The fact that two independent events led to the emergence of two species that share many phenotypical characteristics and that are currently often found growing in the same areas is remarkable. A possible explanation is that both pre-domesticated wild populations had interesting characteristics for potential consumption, but they were growing in the vicinity of different human communities located in different areas. It has been hypothesised that black fonio (D. iburua) might originate from the Aïr mountains in Niger, and moved south to Nigeria with the southward migration of Hausa people due to Saharan desertification13. This assumption is in line with the current presence of black fonio only in mountainous areas. North to South migration of people due to the end of the African Humid period has also been reported for pearl millet, domesticated in nowadays northwestern Mali40. Concerning white fonio, the more diverse range of environments this species currently occupies suggests that it had a distinct geographical origin or a more complex evolutionary history. Some authors have suggested that its domestication occurred in the Guinea/Mali region, in the vicinity of the Niger River, followed by a secondary diversification during its eastward expansion17,35. The substantial genomic resources produced in this study should shed light on the geographical origin(s) of white fonio domestication.

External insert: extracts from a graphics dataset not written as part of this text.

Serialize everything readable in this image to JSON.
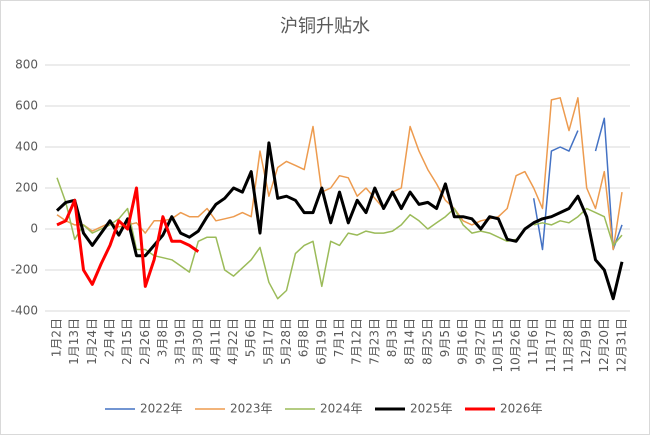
{
  "chart_data": {
    "type": "line",
    "title": "沪铜升贴水",
    "categories": [
      "1月2日",
      null,
      "1月13日",
      null,
      "1月24日",
      null,
      "2月4日",
      null,
      "2月15日",
      null,
      "2月26日",
      null,
      "3月8日",
      null,
      "3月19日",
      null,
      "3月30日",
      null,
      "4月11日",
      null,
      "4月22日",
      null,
      "5月6日",
      null,
      "5月17日",
      null,
      "5月28日",
      null,
      "6月8日",
      null,
      "6月19日",
      null,
      "7月1日",
      null,
      "7月12日",
      null,
      "7月23日",
      null,
      "8月3日",
      null,
      "8月14日",
      null,
      "8月25日",
      null,
      "9月5日",
      null,
      "9月16日",
      null,
      "9月27日",
      null,
      "10月15日",
      null,
      "10月26日",
      null,
      "11月6日",
      null,
      "11月17日",
      null,
      "11月28日",
      null,
      "12月9日",
      null,
      "12月20日",
      null,
      "12月31日"
    ],
    "ylim": [
      -400,
      800
    ],
    "yticks": [
      -400,
      -200,
      0,
      200,
      400,
      600,
      800
    ],
    "grid": true,
    "legend": "bottom",
    "series": [
      {
        "name": "2022年",
        "color": "#4472c4",
        "width": 1.5,
        "values": [
          null,
          null,
          null,
          null,
          null,
          null,
          null,
          null,
          null,
          null,
          null,
          null,
          null,
          null,
          null,
          null,
          null,
          null,
          null,
          null,
          null,
          null,
          null,
          null,
          null,
          null,
          null,
          null,
          null,
          null,
          null,
          null,
          null,
          null,
          null,
          null,
          null,
          null,
          null,
          null,
          null,
          null,
          null,
          null,
          null,
          null,
          null,
          null,
          null,
          null,
          null,
          null,
          null,
          null,
          150,
          -100,
          380,
          400,
          380,
          480,
          null,
          380,
          540,
          -100,
          20
        ]
      },
      {
        "name": "2023年",
        "color": "#ed9b4f",
        "width": 1.5,
        "values": [
          70,
          40,
          20,
          20,
          -10,
          10,
          30,
          10,
          20,
          30,
          -20,
          40,
          40,
          50,
          80,
          60,
          60,
          100,
          40,
          50,
          60,
          80,
          60,
          380,
          160,
          300,
          330,
          310,
          290,
          500,
          180,
          200,
          260,
          250,
          160,
          200,
          150,
          100,
          180,
          200,
          500,
          380,
          290,
          220,
          140,
          100,
          40,
          20,
          40,
          50,
          60,
          100,
          260,
          280,
          200,
          100,
          630,
          640,
          480,
          640,
          200,
          100,
          280,
          -100,
          180
        ]
      },
      {
        "name": "2024年",
        "color": "#9bbb59",
        "width": 1.5,
        "values": [
          250,
          130,
          -50,
          20,
          -20,
          0,
          20,
          50,
          100,
          -100,
          -100,
          -130,
          -140,
          -150,
          -180,
          -210,
          -60,
          -40,
          -40,
          -200,
          -230,
          -190,
          -150,
          -90,
          -260,
          -340,
          -300,
          -120,
          -80,
          -60,
          -280,
          -60,
          -80,
          -20,
          -30,
          -10,
          -20,
          -20,
          -10,
          20,
          70,
          40,
          0,
          30,
          60,
          100,
          20,
          -20,
          -10,
          -20,
          -40,
          -60,
          -50,
          null,
          20,
          30,
          20,
          40,
          30,
          60,
          100,
          80,
          60,
          -80,
          -30
        ]
      },
      {
        "name": "2025年",
        "color": "#000000",
        "width": 3,
        "values": [
          90,
          130,
          140,
          -20,
          -80,
          -20,
          40,
          -30,
          50,
          -130,
          -130,
          -80,
          -30,
          60,
          -20,
          -40,
          -10,
          60,
          120,
          150,
          200,
          180,
          280,
          -20,
          420,
          150,
          160,
          140,
          80,
          80,
          200,
          30,
          180,
          30,
          140,
          80,
          200,
          100,
          180,
          100,
          180,
          120,
          130,
          100,
          220,
          60,
          60,
          50,
          0,
          60,
          50,
          -50,
          -60,
          0,
          30,
          50,
          60,
          80,
          100,
          160,
          60,
          -150,
          -200,
          -340,
          -160
        ]
      },
      {
        "name": "2026年",
        "color": "#ff0000",
        "width": 3,
        "values": [
          20,
          40,
          140,
          -200,
          -270,
          -170,
          -80,
          40,
          0,
          200,
          -280,
          -150,
          60,
          -60,
          -60,
          -80,
          -110,
          null,
          null,
          null,
          null,
          null,
          null,
          null,
          null,
          null,
          null,
          null,
          null,
          null,
          null,
          null,
          null,
          null,
          null,
          null,
          null,
          null,
          null,
          null,
          null,
          null,
          null,
          null,
          null,
          null,
          null,
          null,
          null,
          null,
          null,
          null,
          null,
          null,
          null,
          null,
          null,
          null,
          null,
          null,
          null,
          null,
          null,
          null,
          null
        ]
      }
    ]
  }
}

The demographic analyses indicated a decrease in population size that started more than 20,000 generations ago for the two fonio millet populations, then reaching a minimum around 2000 years ago for white fonio and 3000 years ago for black fonio. Around the beginning of the CE era, the effective size of fonio species increased. This population bottleneck pattern, followed by population expansion associated with cultivation, was similar to that observed for other sub-Saharan crops41,42. Indeed, the decline in effective population size may not only reflect human harvesting pressure on the pre-domesticated wild grasses, but also environmental degradation due to changing climatic conditions, as we also noted a decline in the effective population sizes of the wild relatives41,43. The increased aridity in the 1st millennium BCE favoured the settlement of farming communities around water sources, such as Lake Chad, and Niger and Senegal Rivers44. Subsequent population movements may have facilitated the expansion of fonio cultivation throughout West Africa.

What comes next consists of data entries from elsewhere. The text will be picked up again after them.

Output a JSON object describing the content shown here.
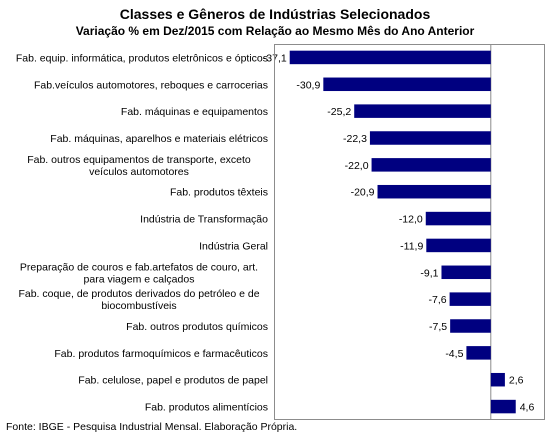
{
  "chart_data": {
    "type": "bar",
    "orientation": "horizontal",
    "title": "Classes e Gêneros de Indústrias Selecionados",
    "subtitle": "Variação % em Dez/2015 com Relação ao Mesmo Mês do Ano Anterior",
    "categories": [
      "Fab. equip. informática, produtos eletrônicos e ópticos",
      "Fab.veículos automotores, reboques e carrocerias",
      "Fab. máquinas e equipamentos",
      "Fab. máquinas, aparelhos e materiais elétricos",
      "Fab. outros equipamentos de transporte, exceto veículos automotores",
      "Fab. produtos têxteis",
      "Indústria de Transformação",
      "Indústria Geral",
      "Preparação de couros e fab.artefatos de couro, art. para viagem e calçados",
      "Fab. coque, de produtos derivados do petróleo e de biocombustíveis",
      "Fab. outros produtos químicos",
      "Fab. produtos farmoquímicos e farmacêuticos",
      "Fab. celulose, papel e produtos de papel",
      "Fab. produtos alimentícios"
    ],
    "category_lines": [
      [
        "Fab. equip. informática, produtos eletrônicos e ópticos"
      ],
      [
        "Fab.veículos automotores, reboques e carrocerias"
      ],
      [
        "Fab. máquinas e equipamentos"
      ],
      [
        "Fab. máquinas, aparelhos e materiais elétricos"
      ],
      [
        "Fab. outros equipamentos de transporte, exceto",
        "veículos automotores"
      ],
      [
        "Fab. produtos têxteis"
      ],
      [
        "Indústria de Transformação"
      ],
      [
        "Indústria Geral"
      ],
      [
        "Preparação de couros e fab.artefatos de couro, art.",
        "para viagem e calçados"
      ],
      [
        "Fab. coque, de produtos derivados do petróleo e de",
        "biocombustíveis"
      ],
      [
        "Fab. outros produtos químicos"
      ],
      [
        "Fab. produtos farmoquímicos e farmacêuticos"
      ],
      [
        "Fab. celulose, papel e produtos de papel"
      ],
      [
        "Fab. produtos alimentícios"
      ]
    ],
    "values": [
      -37.1,
      -30.9,
      -25.2,
      -22.3,
      -22.0,
      -20.9,
      -12.0,
      -11.9,
      -9.1,
      -7.6,
      -7.5,
      -4.5,
      2.6,
      4.6
    ],
    "data_labels": [
      "-37,1",
      "-30,9",
      "-25,2",
      "-22,3",
      "-22,0",
      "-20,9",
      "-12,0",
      "-11,9",
      "-9,1",
      "-7,6",
      "-7,5",
      "-4,5",
      "2,6",
      "4,6"
    ],
    "xlim": [
      -40,
      10
    ],
    "bar_color": "#000080",
    "grid": false,
    "legend": "none"
  },
  "source": "Fonte: IBGE - Pesquisa Industrial Mensal. Elaboração Própria."
}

Otherwise, we observed high variation between the different black fonio effective population size estimates. This uncertainty was due to the absence of data regarding black fonio regions not covered in our reference genome, which resulted in less precise inferences. A black fonio reference genome will thus be required to enhance the estimates.
Our demographic inferences also revealed that fonio expansion first occurred in the Nigerian cluster. The earliest evidence of fonio derives from the Janruwa C site in Nigeria, where many fonio remains were discovered45. Fonio was found there in large quantities (3979 grains, 83% frequency, and a density of 33 grains/L, one of the highest rates reported in West Africa). The arrival and dominance of fonio from early AD coincided with the emergence of new human populations and archaeological artefacts, reflecting a complete cultural shift from the previous period45. The origin of these populations remains unknown, but the dominance of fonio in local peoples’ diet suggests that its domestication occurred earlier elsewhere. Other sites where fonio evidence was found west of Nigeria were from later periods (end of the first millennium AD and second millennium AD), where fonio appeared only during the latest phases of occupation as a secondary introduction. This coincided with the later expansion we inferred for the Guinean cluster, around AD 1000. Overall, these results suggest an initial fonio domestication in Nigeria during the mid-first millennium AD (250–450 AD), followed by a slow westward diffusion.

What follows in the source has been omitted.